Therapeutic reflections on the ‘pandemic’
Abstract
This article attempts to think through the many, often contradictory aspects of the present ‘pandemic’, with a view to arriving at a cogent notion of what ‘psychotherapy’ would mean under these circumstances. It begins with a note on the hermeneutic meaning of ‘prejudice’ and how this applies to the present article, and then proceeds to a consideration of the relevance of the idea of ‘mass psychosis’, informed by Leonard Shlain’s characterisation of the 16th century witch hunts in western Europe, in the course of which more than half a million women were executed as supposed ‘witches’. This suggests a parallel with today’s manifestation of what is arguably a mass psychosis, induced by endemic fear of lethal contamination, fed by global governmental responses (prescribed by the World Health Organization) to the alleged ‘pandemic’ caused by this pathogen.

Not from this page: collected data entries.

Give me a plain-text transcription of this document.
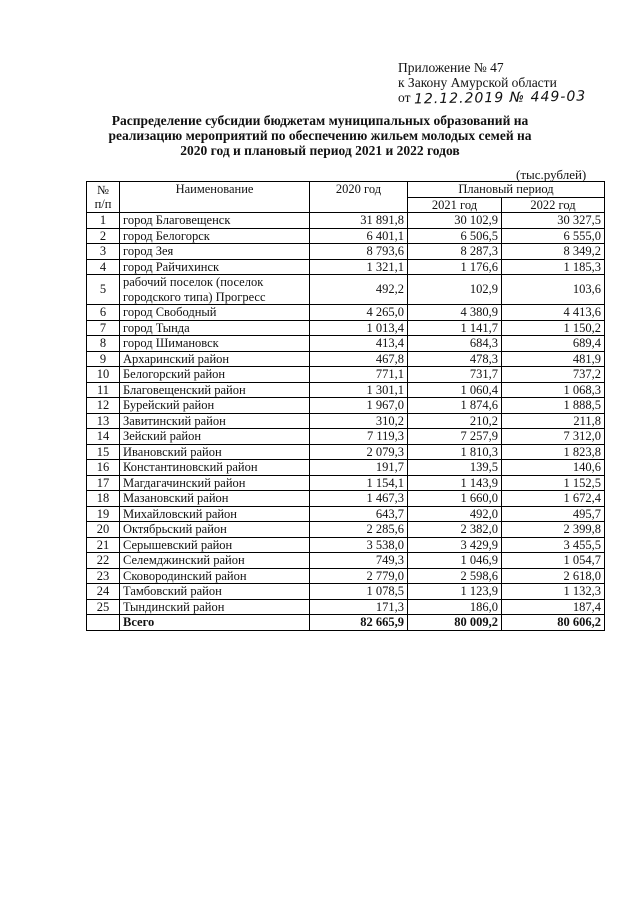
Приложение № 47
к Закону Амурской области
от 12.12.2019 № 449-03
Распределение субсидии бюджетам муниципальных образований на
реализацию мероприятий по обеспечению жильем молодых семей на
2020 год и плановый период 2021 и 2022 годов
(тыс.рублей)
№
п/п	Наименование	2020 год	Плановый период	
			2021 год	2022 год
1	город Благовещенск	31 891,8	30 102,9	30 327,5
2	город Белогорск	6 401,1	6 506,5	6 555,0
3	город Зея	8 793,6	8 287,3	8 349,2
4	город Райчихинск	1 321,1	1 176,6	1 185,3
5	рабочий поселок (поселок городского типа) Прогресс	492,2	102,9	103,6
6	город Свободный	4 265,0	4 380,9	4 413,6
7	город Тында	1 013,4	1 141,7	1 150,2
8	город Шимановск	413,4	684,3	689,4
9	Архаринский район	467,8	478,3	481,9
10	Белогорский район	771,1	731,7	737,2
11	Благовещенский район	1 301,1	1 060,4	1 068,3
12	Бурейский район	1 967,0	1 874,6	1 888,5
13	Завитинский район	310,2	210,2	211,8
14	Зейский район	7 119,3	7 257,9	7 312,0
15	Ивановский район	2 079,3	1 810,3	1 823,8
16	Константиновский район	191,7	139,5	140,6
17	Магдагачинский район	1 154,1	1 143,9	1 152,5
18	Мазановский район	1 467,3	1 660,0	1 672,4
19	Михайловский район	643,7	492,0	495,7
20	Октябрьский район	2 285,6	2 382,0	2 399,8
21	Серышевский район	3 538,0	3 429,9	3 455,5
22	Селемджинский район	749,3	1 046,9	1 054,7
23	Сковородинский район	2 779,0	2 598,6	2 618,0
24	Тамбовский район	1 078,5	1 123,9	1 132,3
25	Тындинский район	171,3	186,0	187,4
	Всего	82 665,9	80 009,2	80 606,2
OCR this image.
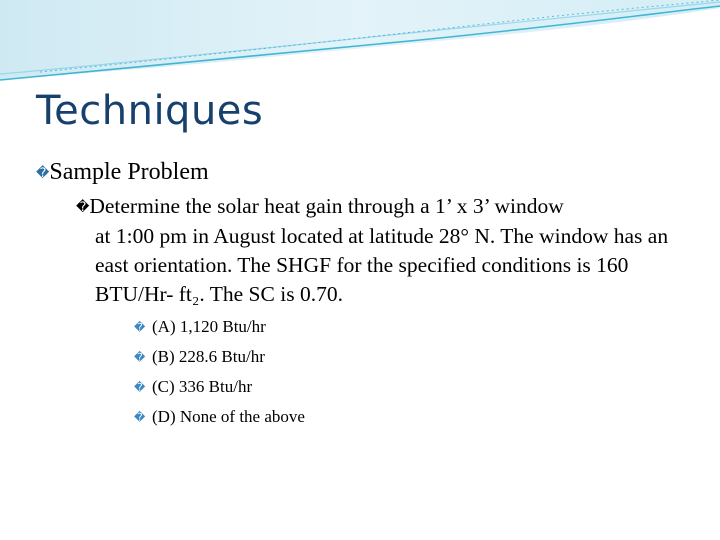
Techniques
�Sample Problem
�Determine the solar heat gain through a 1’ x 3’ window
at 1:00 pm in August located at latitude 28° N. The window has an east orientation. The SHGF for the specified conditions is 160 BTU/Hr- ft₂. The SC is 0.70.
� (A) 1,120 Btu/hr
� (B) 228.6 Btu/hr
� (C) 336 Btu/hr
� (D) None of the above
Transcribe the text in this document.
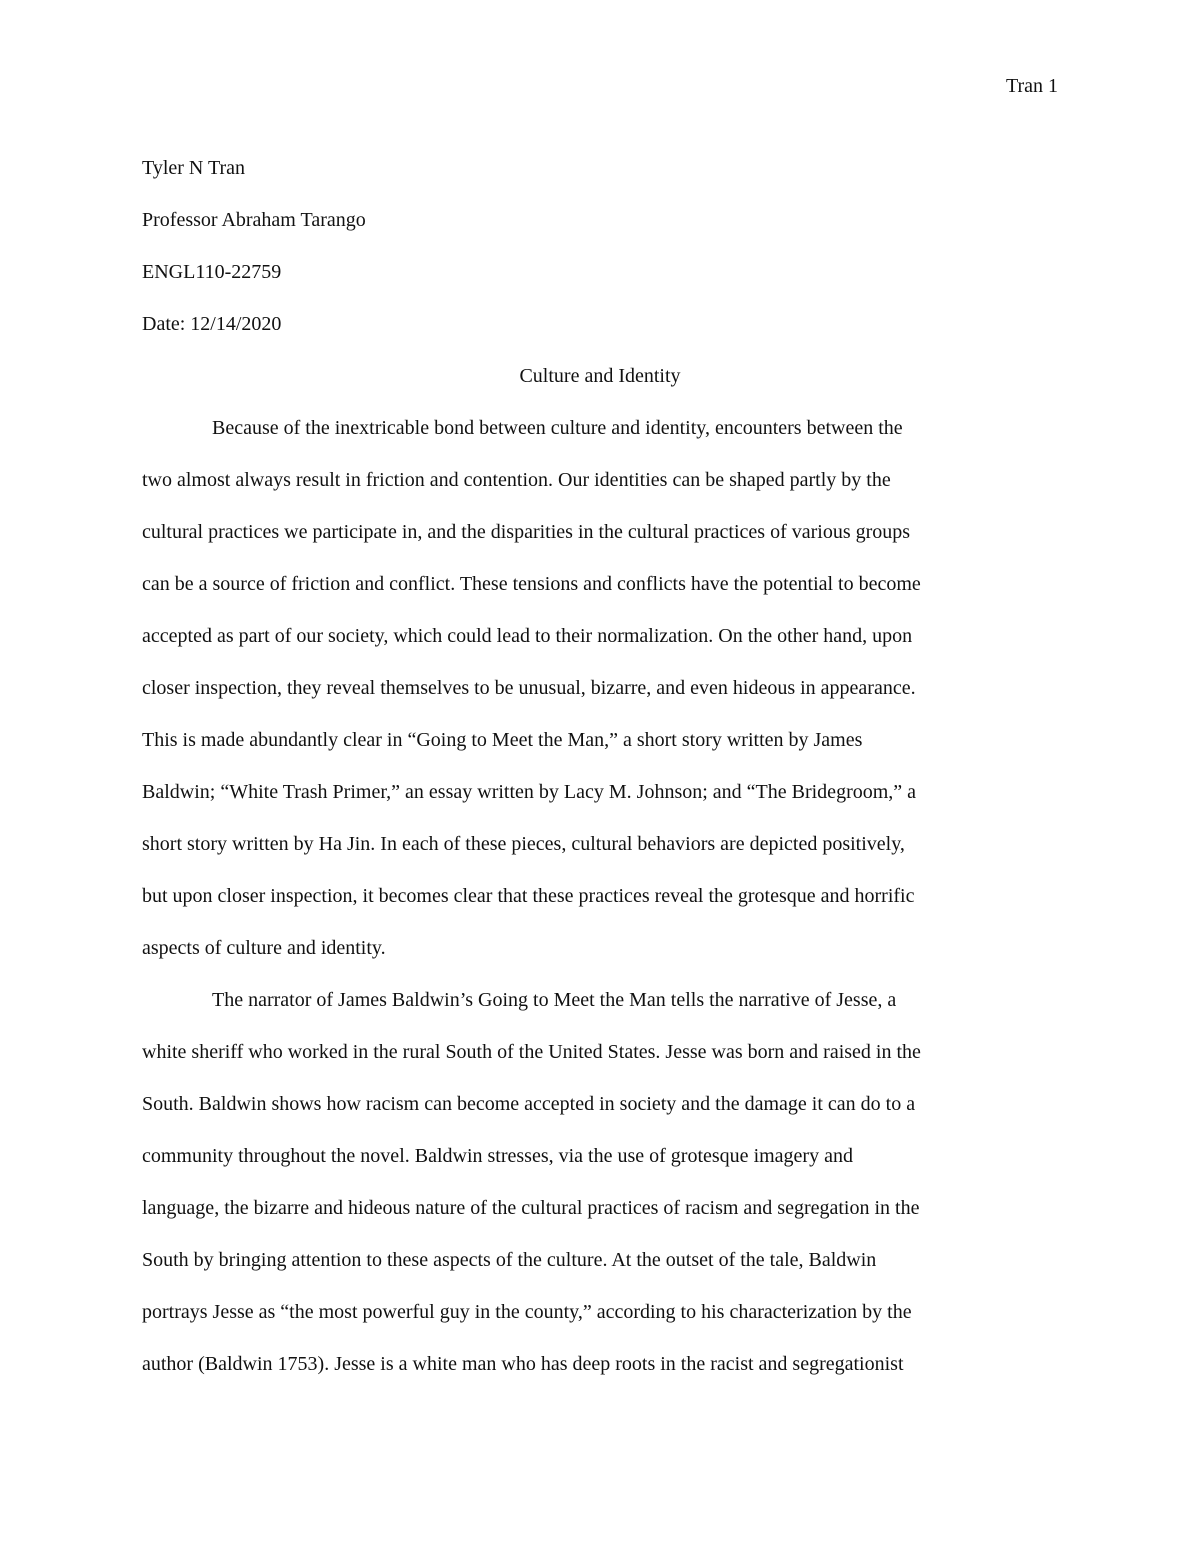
Tran 1

Tyler N Tran

Professor Abraham Tarango

ENGL110-22759

Date: 12/14/2020

Culture and Identity

Because of the inextricable bond between culture and identity, encounters between the
two almost always result in friction and contention. Our identities can be shaped partly by the
cultural practices we participate in, and the disparities in the cultural practices of various groups
can be a source of friction and conflict. These tensions and conflicts have the potential to become
accepted as part of our society, which could lead to their normalization. On the other hand, upon
closer inspection, they reveal themselves to be unusual, bizarre, and even hideous in appearance.
This is made abundantly clear in “Going to Meet the Man,” a short story written by James
Baldwin; “White Trash Primer,” an essay written by Lacy M. Johnson; and “The Bridegroom,” a
short story written by Ha Jin. In each of these pieces, cultural behaviors are depicted positively,
but upon closer inspection, it becomes clear that these practices reveal the grotesque and horrific
aspects of culture and identity.
The narrator of James Baldwin’s Going to Meet the Man tells the narrative of Jesse, a
white sheriff who worked in the rural South of the United States. Jesse was born and raised in the
South. Baldwin shows how racism can become accepted in society and the damage it can do to a
community throughout the novel. Baldwin stresses, via the use of grotesque imagery and
language, the bizarre and hideous nature of the cultural practices of racism and segregation in the
South by bringing attention to these aspects of the culture. At the outset of the tale, Baldwin
portrays Jesse as “the most powerful guy in the county,” according to his characterization by the
author (Baldwin 1753). Jesse is a white man who has deep roots in the racist and segregationist
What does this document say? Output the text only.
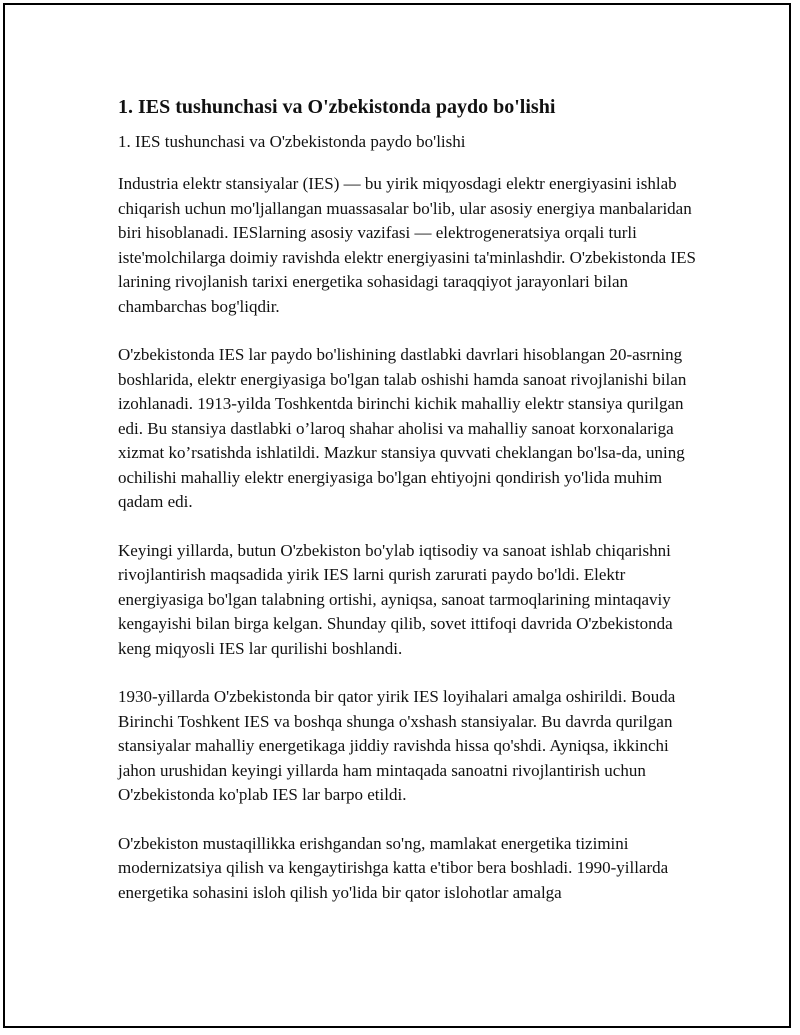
1. IES tushunchasi va O'zbekistonda paydo bo'lishi

1. IES tushunchasi va O'zbekistonda paydo bo'lishi

Industria elektr stansiyalar (IES) — bu yirik miqyosdagi elektr energiyasini ishlab chiqarish uchun mo'ljallangan muassasalar bo'lib, ular asosiy energiya manbalaridan biri hisoblanadi. IESlarning asosiy vazifasi — elektrogeneratsiya orqali turli iste'molchilarga doimiy ravishda elektr energiyasini ta'minlashdir. O'zbekistonda IES larining rivojlanish tarixi energetika sohasidagi taraqqiyot jarayonlari bilan chambarchas bog'liqdir.

O'zbekistonda IES lar paydo bo'lishining dastlabki davrlari hisoblangan 20-asrning boshlarida, elektr energiyasiga bo'lgan talab oshishi hamda sanoat rivojlanishi bilan izohlanadi. 1913-yilda Toshkentda birinchi kichik mahalliy elektr stansiya qurilgan edi. Bu stansiya dastlabki o’laroq shahar aholisi va mahalliy sanoat korxonalariga xizmat ko’rsatishda ishlatildi. Mazkur stansiya quvvati cheklangan bo'lsa-da, uning ochilishi mahalliy elektr energiyasiga bo'lgan ehtiyojni qondirish yo'lida muhim qadam edi.

Keyingi yillarda, butun O'zbekiston bo'ylab iqtisodiy va sanoat ishlab chiqarishni rivojlantirish maqsadida yirik IES larni qurish zarurati paydo bo'ldi. Elektr energiyasiga bo'lgan talabning ortishi, ayniqsa, sanoat tarmoqlarining mintaqaviy kengayishi bilan birga kelgan. Shunday qilib, sovet ittifoqi davrida O'zbekistonda keng miqyosli IES lar qurilishi boshlandi.

1930-yillarda O'zbekistonda bir qator yirik IES loyihalari amalga oshirildi. Bouda Birinchi Toshkent IES va boshqa shunga o'xshash stansiyalar. Bu davrda qurilgan stansiyalar mahalliy energetikaga jiddiy ravishda hissa qo'shdi. Ayniqsa, ikkinchi jahon urushidan keyingi yillarda ham mintaqada sanoatni rivojlantirish uchun O'zbekistonda ko'plab IES lar barpo etildi.

O'zbekiston mustaqillikka erishgandan so'ng, mamlakat energetika tizimini modernizatsiya qilish va kengaytirishga katta e'tibor bera boshladi. 1990-yillarda energetika sohasini isloh qilish yo'lida bir qator islohotlar amalga
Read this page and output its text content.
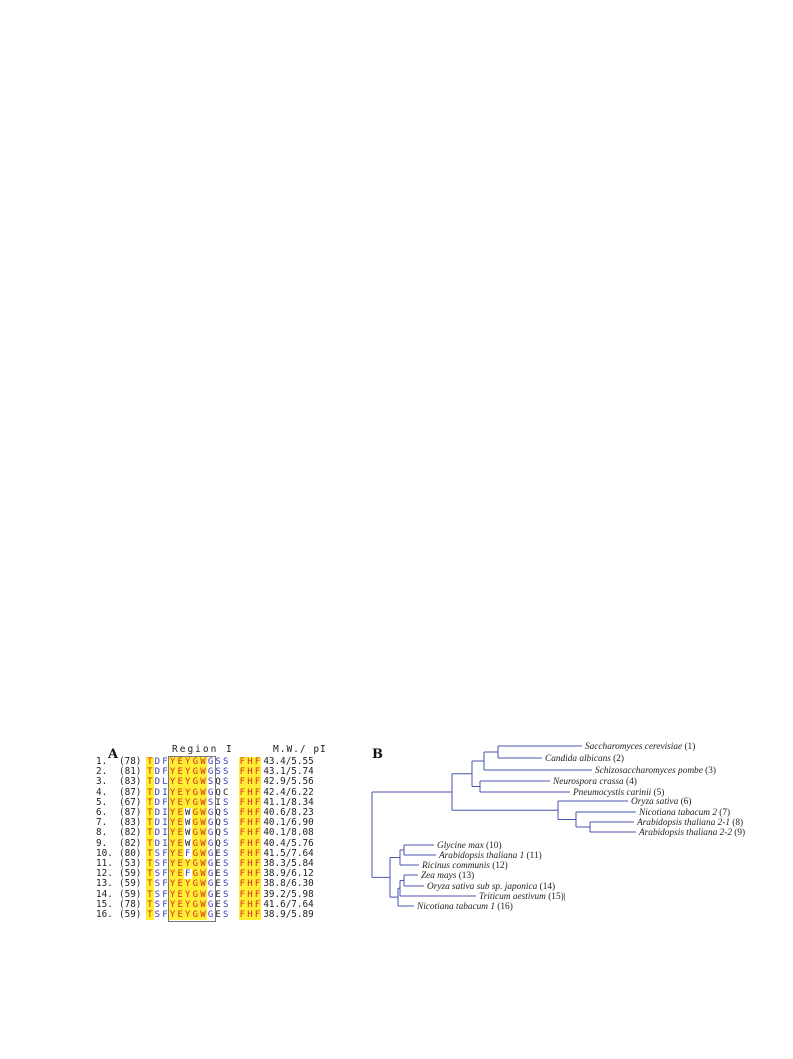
A	Region I	M.W./ pI
1. (78) T D F Y E Y G W G S S F H F 43.4/5.55
2. (81) T D F Y E Y G W G S S F H F 43.1/5.74
3. (83) T D L Y E Y G W S Q S F H F 42.9/5.56
4. (87) T D I Y E Y G W G Q C F H F 42.4/6.22
5. (67) T D F Y E Y G W S I S F H F 41.1/8.34
6. (87) T D I Y E W G W G Q S F H F 40.6/8.23
7. (83) T D I Y E W G W G Q S F H F 40.1/6.90
8. (82) T D I Y E W G W G Q S F H F 40.1/8.08
9. (82) T D I Y E W G W G Q S F H F 40.4/5.76
10. (80) T S F Y E F G W G E S F H F 41.5/7.64
11. (53) T S F Y E Y G W G E S F H F 38.3/5.84
12. (59) T S F Y E F G W G E S F H F 38.9/6.12
13. (59) T S F Y E Y G W G E S F H F 38.8/6.30
14. (59) T S F Y E Y G W G E S F H F 39.2/5.98
15. (78) T S F Y E Y G W G E S F H F 41.6/7.64
16. (59) T S F Y E Y G W G E S F H F 38.9/5.89
B	Saccharomyces cerevisiae (1)
Candida albicans (2)
Schizosaccharomyces pombe (3)
Neurospora crassa (4)
Pneumocystis carinii (5)
Oryza sativa (6)
Nicotiana tabacum 2 (7)
Arabidopsis thaliana 2-1 (8)
Arabidopsis thaliana 2-2 (9)
Glycine max (10)
Arabidopsis thaliana 1 (11)
Ricinus communis (12)
Zea mays (13)
Oryza sativa sub sp. japonica (14)
Triticum aestivum (15)|
Nicotiana tabacum 1 (16)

Aspects of what might be called the current ‘vaccine tyranny’ are investigated, as well as the nature of a ‘mass psychosis’, which is explored from various perspectives (including Lacanian psychoanalysis), before attention shifts to the issue of appropriate psychotherapy, with recourse to the thinking of Julia Kristeva on ‘revolt’ and Lacan on the ‘revolutionary’s choice’.